1. A nova Assembleia da República terá, por inerência, de nomear, de harmonia com o princípio da representação parlamentar, cinco membros para o Conselho de Estado. Esse princípio reúne numa lista, depois votada por todos os deputados em voto secreto, três nomes indicados pelo maior partido, o PS, e outros dois pelo segundo, o PSD.

A quota dos sociais-democratas estava preenchida por Rui Rio e Francisco Pinto Balsemão. A do PS, consequência da chamada geringonça, juntava até aqui Carlos César, presidente do partido (António Costa tem um lugar à parte como primeiro-ministro), com a cedência de posições ao PCP e BE. Esses dois lugares eram ocupados pelo histórico comunista Domingos Abrantes e pelo fundador bloquista Francisco Louçã.

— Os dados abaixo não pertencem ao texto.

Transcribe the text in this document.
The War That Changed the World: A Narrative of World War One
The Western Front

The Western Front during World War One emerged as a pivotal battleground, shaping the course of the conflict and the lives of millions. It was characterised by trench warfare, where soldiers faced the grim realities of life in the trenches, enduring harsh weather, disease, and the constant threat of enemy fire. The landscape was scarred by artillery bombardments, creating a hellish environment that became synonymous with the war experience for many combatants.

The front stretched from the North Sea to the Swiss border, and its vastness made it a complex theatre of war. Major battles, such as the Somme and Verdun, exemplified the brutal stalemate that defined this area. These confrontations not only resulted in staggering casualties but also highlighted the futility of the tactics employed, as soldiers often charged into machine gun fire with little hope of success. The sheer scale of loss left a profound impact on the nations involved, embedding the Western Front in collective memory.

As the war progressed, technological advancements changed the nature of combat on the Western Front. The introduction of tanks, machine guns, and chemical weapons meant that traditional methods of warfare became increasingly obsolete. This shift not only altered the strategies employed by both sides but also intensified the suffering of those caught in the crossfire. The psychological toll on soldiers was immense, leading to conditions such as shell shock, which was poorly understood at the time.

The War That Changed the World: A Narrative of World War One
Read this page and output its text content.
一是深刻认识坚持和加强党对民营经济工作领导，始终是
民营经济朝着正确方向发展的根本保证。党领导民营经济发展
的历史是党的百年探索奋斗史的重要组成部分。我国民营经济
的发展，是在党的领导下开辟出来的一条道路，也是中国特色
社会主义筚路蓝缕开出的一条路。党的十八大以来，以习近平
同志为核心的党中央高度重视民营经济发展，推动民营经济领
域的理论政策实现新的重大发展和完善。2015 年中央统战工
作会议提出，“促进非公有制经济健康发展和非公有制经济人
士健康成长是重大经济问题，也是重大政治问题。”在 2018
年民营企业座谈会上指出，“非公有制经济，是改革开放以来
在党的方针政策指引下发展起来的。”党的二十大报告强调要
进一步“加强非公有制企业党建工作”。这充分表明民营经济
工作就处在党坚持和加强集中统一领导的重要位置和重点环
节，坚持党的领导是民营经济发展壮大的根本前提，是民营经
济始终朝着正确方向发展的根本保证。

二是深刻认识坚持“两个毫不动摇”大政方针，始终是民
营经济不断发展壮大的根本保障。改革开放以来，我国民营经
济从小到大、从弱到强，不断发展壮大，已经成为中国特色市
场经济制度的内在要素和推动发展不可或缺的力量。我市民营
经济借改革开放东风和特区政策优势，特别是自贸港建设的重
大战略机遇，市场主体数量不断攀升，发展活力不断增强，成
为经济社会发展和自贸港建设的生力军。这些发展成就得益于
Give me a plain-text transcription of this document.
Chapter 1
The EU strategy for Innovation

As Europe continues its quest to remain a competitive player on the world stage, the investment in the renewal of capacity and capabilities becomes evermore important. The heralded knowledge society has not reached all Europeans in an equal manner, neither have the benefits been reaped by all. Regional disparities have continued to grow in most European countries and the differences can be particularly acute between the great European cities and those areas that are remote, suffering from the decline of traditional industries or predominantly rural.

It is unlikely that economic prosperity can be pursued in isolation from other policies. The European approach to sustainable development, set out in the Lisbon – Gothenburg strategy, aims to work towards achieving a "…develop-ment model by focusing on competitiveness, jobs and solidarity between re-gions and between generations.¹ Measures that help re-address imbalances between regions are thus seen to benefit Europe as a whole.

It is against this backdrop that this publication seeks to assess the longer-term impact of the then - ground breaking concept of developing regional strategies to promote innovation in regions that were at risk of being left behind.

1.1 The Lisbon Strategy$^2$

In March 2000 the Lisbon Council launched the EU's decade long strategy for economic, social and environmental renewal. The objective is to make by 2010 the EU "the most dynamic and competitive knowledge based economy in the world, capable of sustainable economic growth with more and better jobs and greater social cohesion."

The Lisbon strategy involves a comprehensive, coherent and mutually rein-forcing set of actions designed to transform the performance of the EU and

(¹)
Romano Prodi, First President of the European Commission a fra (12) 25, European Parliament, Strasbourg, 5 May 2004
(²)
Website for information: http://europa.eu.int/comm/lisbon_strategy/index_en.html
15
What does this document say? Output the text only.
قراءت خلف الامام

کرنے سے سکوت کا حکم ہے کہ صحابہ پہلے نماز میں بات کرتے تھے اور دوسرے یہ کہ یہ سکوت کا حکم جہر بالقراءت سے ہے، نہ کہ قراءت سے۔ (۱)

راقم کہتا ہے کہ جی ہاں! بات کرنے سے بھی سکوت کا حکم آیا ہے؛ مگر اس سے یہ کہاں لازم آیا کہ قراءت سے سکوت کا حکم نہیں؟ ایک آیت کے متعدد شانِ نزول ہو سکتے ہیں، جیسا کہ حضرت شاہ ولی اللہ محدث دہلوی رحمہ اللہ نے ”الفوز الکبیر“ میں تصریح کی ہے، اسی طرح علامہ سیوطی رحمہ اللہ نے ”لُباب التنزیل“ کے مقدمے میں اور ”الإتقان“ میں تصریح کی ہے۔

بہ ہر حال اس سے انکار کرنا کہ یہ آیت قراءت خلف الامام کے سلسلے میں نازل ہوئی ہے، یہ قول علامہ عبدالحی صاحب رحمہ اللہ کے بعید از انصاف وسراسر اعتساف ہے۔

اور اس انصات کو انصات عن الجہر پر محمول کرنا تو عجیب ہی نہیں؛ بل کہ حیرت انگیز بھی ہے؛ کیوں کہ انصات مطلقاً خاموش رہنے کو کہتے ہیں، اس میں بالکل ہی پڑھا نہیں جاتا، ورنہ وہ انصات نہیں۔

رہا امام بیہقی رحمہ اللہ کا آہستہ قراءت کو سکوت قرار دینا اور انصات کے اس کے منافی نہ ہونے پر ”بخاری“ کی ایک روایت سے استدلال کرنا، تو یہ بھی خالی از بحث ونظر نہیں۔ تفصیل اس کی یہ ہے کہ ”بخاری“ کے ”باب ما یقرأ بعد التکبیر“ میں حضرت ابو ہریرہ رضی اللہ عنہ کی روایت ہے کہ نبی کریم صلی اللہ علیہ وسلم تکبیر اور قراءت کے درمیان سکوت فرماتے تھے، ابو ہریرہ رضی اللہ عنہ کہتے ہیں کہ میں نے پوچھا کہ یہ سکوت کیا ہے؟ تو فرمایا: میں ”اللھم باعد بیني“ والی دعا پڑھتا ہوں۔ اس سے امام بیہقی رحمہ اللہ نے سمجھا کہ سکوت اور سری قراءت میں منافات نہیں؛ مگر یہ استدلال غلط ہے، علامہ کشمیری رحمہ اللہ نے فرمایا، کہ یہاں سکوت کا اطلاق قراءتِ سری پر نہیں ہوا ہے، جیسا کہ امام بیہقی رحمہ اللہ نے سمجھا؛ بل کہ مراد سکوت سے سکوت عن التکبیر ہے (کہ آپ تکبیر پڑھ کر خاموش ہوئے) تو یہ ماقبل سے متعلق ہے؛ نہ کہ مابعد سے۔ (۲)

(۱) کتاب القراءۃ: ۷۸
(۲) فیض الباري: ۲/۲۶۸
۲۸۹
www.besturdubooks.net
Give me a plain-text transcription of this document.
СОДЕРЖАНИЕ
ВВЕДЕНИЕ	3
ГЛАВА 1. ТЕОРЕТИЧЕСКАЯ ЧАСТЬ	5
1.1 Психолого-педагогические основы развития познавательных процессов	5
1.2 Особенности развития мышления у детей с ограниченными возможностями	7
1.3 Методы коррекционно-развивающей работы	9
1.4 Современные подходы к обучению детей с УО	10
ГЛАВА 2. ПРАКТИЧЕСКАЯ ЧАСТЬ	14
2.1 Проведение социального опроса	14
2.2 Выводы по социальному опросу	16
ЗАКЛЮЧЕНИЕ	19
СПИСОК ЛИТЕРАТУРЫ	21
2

Notícias já publicadas dão conta de que o PS não estará disponível para renovar essas cedências. A Carlos César, consequência agora da maioria absoluta do PS, poderá juntar-se Manuel Alegre e um outro nome. PCP e BE ficariam, assim, de fora do círculo restrito que o Presidente da República convoca e ouve antes das grandes decisões do Estado.

2. Fará bem o PS em alterar a sua posição? Em minha opinião, sim.

Primeiro, porque a correlação de forças no Parlamento mudou. Hoje, o PCP e o BE já não só não fazem parte da base de sustentação parlamentar do governo, como, sobretudo, nem sequer são, como eram, os terceiro e quarto partidos mais votados.

O PCP tem apenas seis deputados e o BE cinco. Maiores grupos parlamentares possuem o Chega, com doze deputados, e a Iniciativa Liberal, com oito. Esse é o ponto concreto que o PS, se quisesse dar uma explicação, e não precisa, poderia invocar.

3. Não é pelas razões acima descritas que entendo que PCP e BE não devem ter acesso ao Conselho de Estado. Também é por isso, evidentemente, porque se transformaram no quinto e sexto partidos mais votados, descendo na escolha dos portugueses – mas é, acima de tudo, pelas posições que assumem, claramente antieuropeias e anti-NATO, contrárias ao sentir da maioria dos portugueses, tornadas bem evidentes durante as últimas semanas e na guerra que a Rússia desencadeou na Ucrânia.

A hipocrisia do BE e o descaramento ideológico do PCP não têm cabimento no Conselho de Estado. Que fiquem confinados ao Parlamento, chega.

4. O problema do PCP – e do BE no primeiro momento da análise à guerra – não é defenderem alguns pontos da visão russa sobre o conflito. O que choca é a não condenação imediata da agressão, a cegueira ideológica que a ser algum dia aplicada num governo levaria Portugal ao desastre económico e social em pouco tempo.

Estes partidos não comungam uma visão europeísta, cimento da União a 27. Eles não querem, simplesmente, mudar a UE. Gostariam de poder acabar com ela!

O PS, partido pró-europeu, que se ligou, por necessidade e oportunismo, a estas duas forças, deve cortar agora com PCP e BE porque também aqui há linhas vermelhas. O Conselho de Estado é uma boa oportunidade para demonstrar isso.